The Regional Greenhouse Gas Initiative is a multi-state cap and trade program wherein participating states are responsible for holding auctions wherein electricity producers must purchase credits in order to continue their operations. The money spent on credits is then used for programs for things like retrofitting old buildings, greenhouse gas emissions abatement, renewable energy investments, and bill assistance for low-income households.
There are currently 12 member states in the program, after Pennsylvania joined earlier this year, most of which are in the northeast. There is still contention over the policy in Pennsylvania, with enforcement of the regulation paused until a trial this fall.
But Pennsylvania isn’t the only state second guessing its role in RGGI. Following his inauguration in January, Governor Youngkin signed an executive order to begin the process of removing the state from RGGI by requiring a review by the Department of Environmental Quality to reevaluate the costs of the program for Virginia ratepayers and take the initial steps necessary to remove the state from the program. The order also stated the Governor’s intent to withdraw Virginia from RGGI either through legislative or executive action.
The review was put out in March, and its findings reveal the impact of RGGI in Virginia have largely been felt in the form of ratepayer costs rather than in emissions reductions.

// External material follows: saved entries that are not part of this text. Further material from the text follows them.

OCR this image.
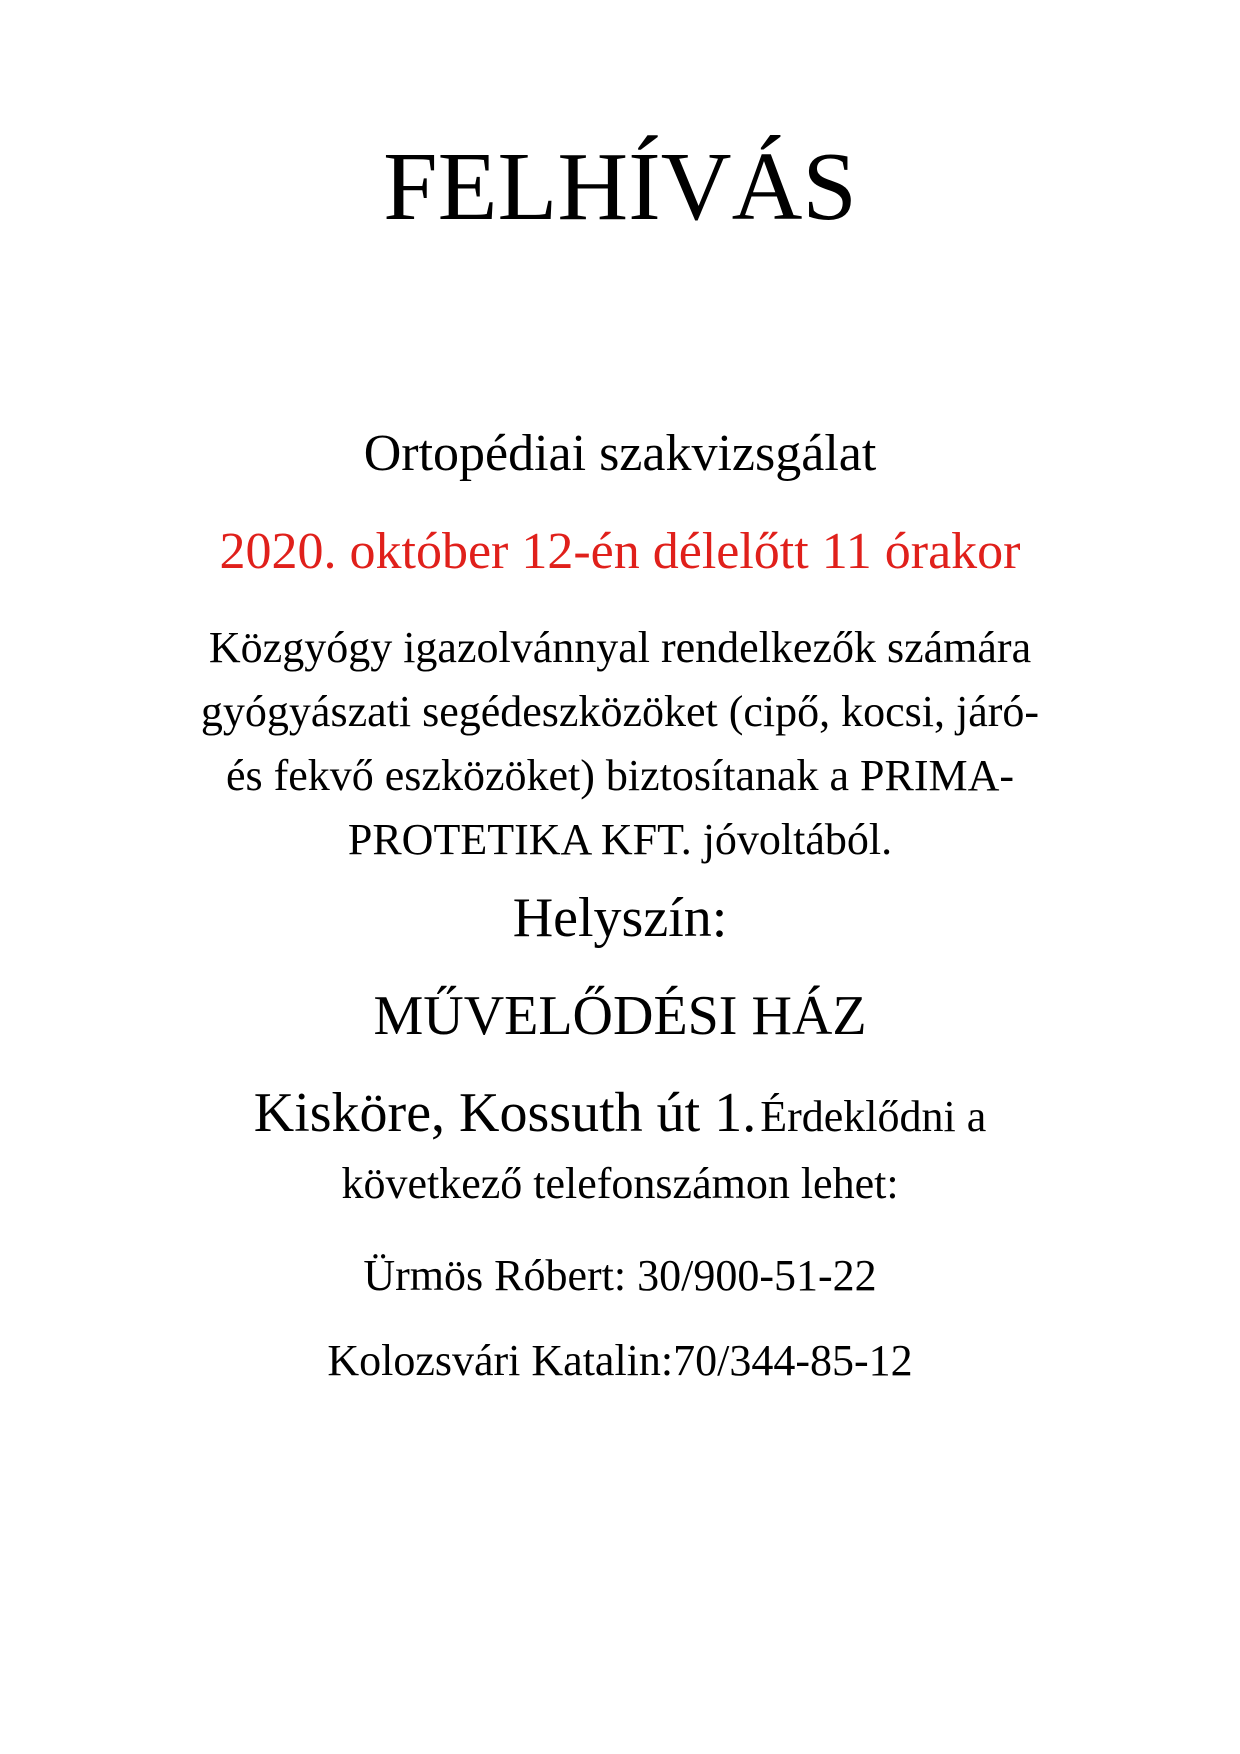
FELHÍVÁS
Ortopédiai szakvizsgálat
2020. október 12-én délelőtt 11 órakor
Közgyógy igazolvánnyal rendelkezők számára
gyógyászati segédeszközöket (cipő, kocsi, járó-
és fekvő eszközöket) biztosítanak a PRIMA-
PROTETIKA KFT. jóvoltából.
Helyszín:
MŰVELŐDÉSI HÁZ
Kisköre, Kossuth út 1. Érdeklődni a
következő telefonszámon lehet:
Ürmös Róbert: 30/900-51-22
Kolozsvári Katalin:70/344-85-12
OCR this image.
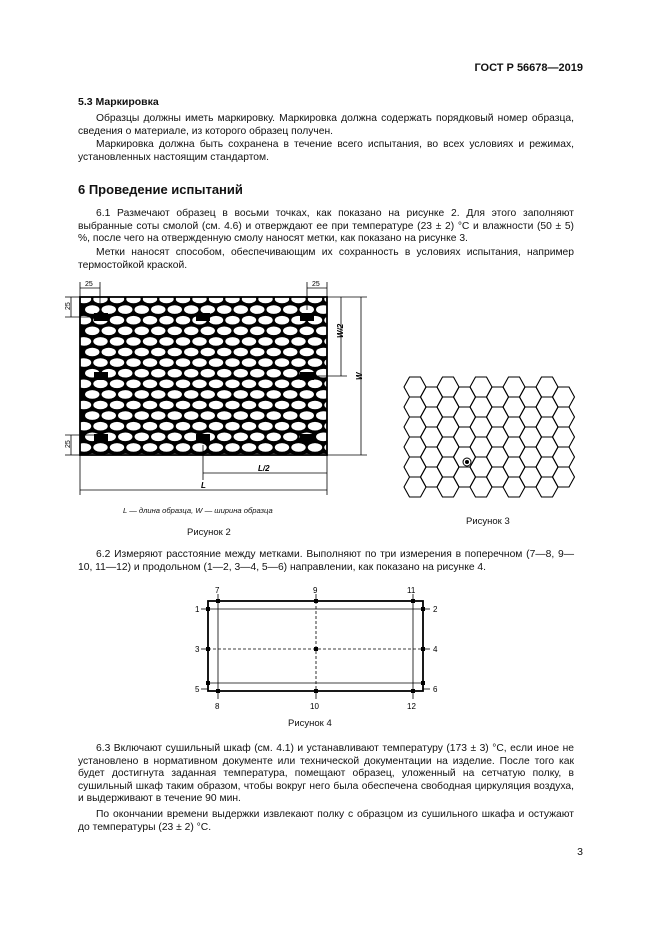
ГОСТ Р 56678—2019
5.3 Маркировка
Образцы должны иметь маркировку. Маркировка должна содержать порядковый номер образца, сведения о материале, из которого образец получен.
Маркировка должна быть сохранена в течение всего испытания, во всех условиях и режимах, установленных настоящим стандартом.
6 Проведение испытаний
6.1 Размечают образец в восьми точках, как показано на рисунке 2. Для этого заполняют выбранные соты смолой (см. 4.6) и отверждают ее при температуре (23 ± 2) °C и влажности (50 ± 5) %, после чего на отвержденную смолу наносят метки, как показано на рисунке 3.
Метки наносят способом, обеспечивающим их сохранность в условиях испытания, например термостойкой краской.
25	25
25
25
W/2
W
L/2
L
L — длина образца, W — ширина образца
Рисунок 2
Рисунок 3
6.2 Измеряют расстояние между метками. Выполняют по три измерения в поперечном (7—8, 9—10, 11—12) и продольном (1—2, 3—4, 5—6) направлении, как показано на рисунке 4.
1	2
3	4
5	6
7
8
9
10
11
12
Рисунок 4
6.3 Включают сушильный шкаф (см. 4.1) и устанавливают температуру (173 ± 3) °C, если иное не установлено в нормативном документе или технической документации на изделие. После того как будет достигнута заданная температура, помещают образец, уложенный на сетчатую полку, в сушильный шкаф таким образом, чтобы вокруг него была обеспечена свободная циркуляция воздуха, и выдерживают в течение 90 мин.
По окончании времени выдержки извлекают полку с образцом из сушильного шкафа и остужают до температуры (23 ± 2) °C.
3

One of the key findings was that, “because of the captive nature of their ratepayers, the ability for power-generators to fully pass on costs to consumers, and the fact that the Code of Virginia dedicates RGGI proceeds to grants programs, participation in RGGI is in effect a direct carbon tax on all households and businesses”. The idea that this is a cost paid by energy producers alone is a fantasy, this sort of fee is almost always ultimately passed down to the end-user or customer. RGGI is at its core essentially a carbon tax by another name.
The review also highlights that Virginia saw a more than a 50 percent decrease in greenhouse gas emissions during the 10 years prior to the state’s entrance into RGGI.
Amid the findings of this review, as well as in light of already high energy prices, an exit from RGGI would be a prudent move on the part of the Virginia government.